I was chatting with some entrepreneurs today who had gotten early traction on their SaaS business with some larger companies. Their early adopters were excited about the product and were encouraging the team of < 5 people to add a bunch of tangential features to the product.
Here’s the thing… early customers have no idea of the potential cost to the company of a casual feature request. If the founders said “yeah, sure, we’ll build these three things”, it likely diminishes the future prospects of the company.
Founders need to maintain focus on the problem they set out to solve.When you have early traction you’re guaranteed to get customer feedback (with good intentions) that will lead you down paths that will ultimately make the product crap or kill your business .
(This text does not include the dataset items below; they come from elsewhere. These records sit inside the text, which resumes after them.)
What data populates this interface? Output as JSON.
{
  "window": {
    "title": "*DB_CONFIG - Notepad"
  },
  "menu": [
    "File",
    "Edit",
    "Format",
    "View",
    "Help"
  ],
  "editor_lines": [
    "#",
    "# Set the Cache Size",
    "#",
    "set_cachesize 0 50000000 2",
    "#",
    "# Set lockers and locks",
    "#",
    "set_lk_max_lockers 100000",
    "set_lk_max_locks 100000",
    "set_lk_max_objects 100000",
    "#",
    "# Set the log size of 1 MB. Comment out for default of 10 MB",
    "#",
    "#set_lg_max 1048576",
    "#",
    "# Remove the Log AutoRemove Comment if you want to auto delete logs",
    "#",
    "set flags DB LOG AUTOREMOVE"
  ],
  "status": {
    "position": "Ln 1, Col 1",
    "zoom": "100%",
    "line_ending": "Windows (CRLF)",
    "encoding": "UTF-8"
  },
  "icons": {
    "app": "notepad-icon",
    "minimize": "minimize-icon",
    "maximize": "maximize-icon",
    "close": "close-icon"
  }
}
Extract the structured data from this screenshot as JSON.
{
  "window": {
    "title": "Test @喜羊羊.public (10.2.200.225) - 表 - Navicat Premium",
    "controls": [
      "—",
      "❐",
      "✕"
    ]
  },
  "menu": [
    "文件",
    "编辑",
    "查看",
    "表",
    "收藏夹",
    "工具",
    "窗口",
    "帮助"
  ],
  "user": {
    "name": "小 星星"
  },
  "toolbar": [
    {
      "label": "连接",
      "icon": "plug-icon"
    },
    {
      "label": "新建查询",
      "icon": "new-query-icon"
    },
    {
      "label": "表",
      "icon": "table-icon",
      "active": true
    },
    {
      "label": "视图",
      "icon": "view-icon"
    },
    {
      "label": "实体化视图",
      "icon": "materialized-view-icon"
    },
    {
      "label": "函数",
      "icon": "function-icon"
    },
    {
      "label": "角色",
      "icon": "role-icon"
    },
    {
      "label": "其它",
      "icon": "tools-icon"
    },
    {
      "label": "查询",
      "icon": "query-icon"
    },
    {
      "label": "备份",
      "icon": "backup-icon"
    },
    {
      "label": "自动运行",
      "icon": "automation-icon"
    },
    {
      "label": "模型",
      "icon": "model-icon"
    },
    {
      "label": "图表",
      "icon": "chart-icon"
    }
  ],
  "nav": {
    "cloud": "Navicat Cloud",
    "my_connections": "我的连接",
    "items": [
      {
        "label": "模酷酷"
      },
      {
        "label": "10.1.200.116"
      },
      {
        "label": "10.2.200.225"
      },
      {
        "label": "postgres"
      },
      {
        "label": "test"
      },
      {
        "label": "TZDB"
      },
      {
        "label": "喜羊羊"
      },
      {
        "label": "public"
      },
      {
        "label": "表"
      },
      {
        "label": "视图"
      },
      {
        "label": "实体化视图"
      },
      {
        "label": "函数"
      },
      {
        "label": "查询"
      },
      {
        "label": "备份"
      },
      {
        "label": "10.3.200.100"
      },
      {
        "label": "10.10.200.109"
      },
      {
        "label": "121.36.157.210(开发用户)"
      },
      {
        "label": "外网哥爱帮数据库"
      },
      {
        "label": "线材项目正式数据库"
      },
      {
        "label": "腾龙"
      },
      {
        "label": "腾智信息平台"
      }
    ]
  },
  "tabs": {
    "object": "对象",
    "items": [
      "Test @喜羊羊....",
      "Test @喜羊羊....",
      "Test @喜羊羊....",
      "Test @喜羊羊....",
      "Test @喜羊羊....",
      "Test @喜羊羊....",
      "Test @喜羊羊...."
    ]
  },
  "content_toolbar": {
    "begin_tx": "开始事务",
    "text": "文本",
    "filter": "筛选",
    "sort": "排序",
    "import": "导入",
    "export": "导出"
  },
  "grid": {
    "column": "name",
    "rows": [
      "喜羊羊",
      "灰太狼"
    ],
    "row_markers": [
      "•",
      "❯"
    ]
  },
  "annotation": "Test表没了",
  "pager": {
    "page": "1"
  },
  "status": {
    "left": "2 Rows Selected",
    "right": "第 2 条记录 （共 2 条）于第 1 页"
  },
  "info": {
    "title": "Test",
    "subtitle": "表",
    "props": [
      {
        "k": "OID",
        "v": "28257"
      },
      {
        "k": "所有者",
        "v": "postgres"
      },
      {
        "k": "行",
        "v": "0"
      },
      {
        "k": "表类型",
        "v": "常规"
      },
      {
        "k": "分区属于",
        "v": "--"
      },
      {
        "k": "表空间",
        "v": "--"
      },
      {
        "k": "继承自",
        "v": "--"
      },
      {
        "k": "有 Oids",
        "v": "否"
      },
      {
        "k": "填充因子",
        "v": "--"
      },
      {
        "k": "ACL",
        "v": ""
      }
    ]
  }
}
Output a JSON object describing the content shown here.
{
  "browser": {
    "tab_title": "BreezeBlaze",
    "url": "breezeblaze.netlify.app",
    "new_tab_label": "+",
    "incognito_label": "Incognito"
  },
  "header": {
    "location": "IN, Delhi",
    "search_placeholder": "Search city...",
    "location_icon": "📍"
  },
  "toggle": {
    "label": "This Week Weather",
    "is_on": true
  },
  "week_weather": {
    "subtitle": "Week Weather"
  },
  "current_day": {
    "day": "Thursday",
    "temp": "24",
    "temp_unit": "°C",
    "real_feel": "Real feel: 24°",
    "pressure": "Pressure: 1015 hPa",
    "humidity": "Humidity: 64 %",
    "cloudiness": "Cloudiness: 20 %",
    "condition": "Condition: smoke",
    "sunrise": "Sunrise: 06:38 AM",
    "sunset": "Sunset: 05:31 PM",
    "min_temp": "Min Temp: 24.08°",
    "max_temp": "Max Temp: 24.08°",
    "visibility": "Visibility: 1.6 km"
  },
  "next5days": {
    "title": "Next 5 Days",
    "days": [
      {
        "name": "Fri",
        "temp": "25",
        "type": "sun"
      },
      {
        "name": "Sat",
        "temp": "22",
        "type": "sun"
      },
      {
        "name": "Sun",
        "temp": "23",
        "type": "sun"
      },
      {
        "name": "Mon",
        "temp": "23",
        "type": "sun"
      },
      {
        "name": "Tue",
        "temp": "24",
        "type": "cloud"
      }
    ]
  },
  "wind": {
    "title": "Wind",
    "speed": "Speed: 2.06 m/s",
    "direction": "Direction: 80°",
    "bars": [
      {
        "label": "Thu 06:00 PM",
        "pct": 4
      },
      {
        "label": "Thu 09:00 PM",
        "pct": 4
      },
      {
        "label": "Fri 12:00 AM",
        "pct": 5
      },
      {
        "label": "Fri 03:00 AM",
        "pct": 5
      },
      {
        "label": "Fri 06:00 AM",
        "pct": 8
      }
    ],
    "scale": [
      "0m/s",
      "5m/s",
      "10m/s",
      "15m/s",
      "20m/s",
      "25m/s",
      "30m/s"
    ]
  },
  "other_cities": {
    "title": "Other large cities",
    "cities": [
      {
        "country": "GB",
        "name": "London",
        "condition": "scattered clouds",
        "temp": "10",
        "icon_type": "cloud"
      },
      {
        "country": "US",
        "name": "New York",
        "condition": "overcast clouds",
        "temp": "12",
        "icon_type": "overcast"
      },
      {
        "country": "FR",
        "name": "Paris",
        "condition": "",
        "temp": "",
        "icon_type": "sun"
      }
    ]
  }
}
One request we dealt with a lot early on was the request to add graphing and funnel tracking to Customer.io. We record essentially identical data to analytics products so it would be “easy” for us to add it. But we’re not an analytics product. Adding that feature changes the messaging on the website. We’d have to support the new features forever. That new feature distracts from our main focus of helping companies communicate with their customers.
To show customers we weren’t being tone-deaf we shared our approach with customers: we’re focused on messaging so any metrics and charts we show are oriented around the performance of your messages in Customer.io. We also educated ourselves on tangential products and recommended other great tools to use alongside Customer.io.
What we didn’t do was lose focus and start adding every feature under the sun.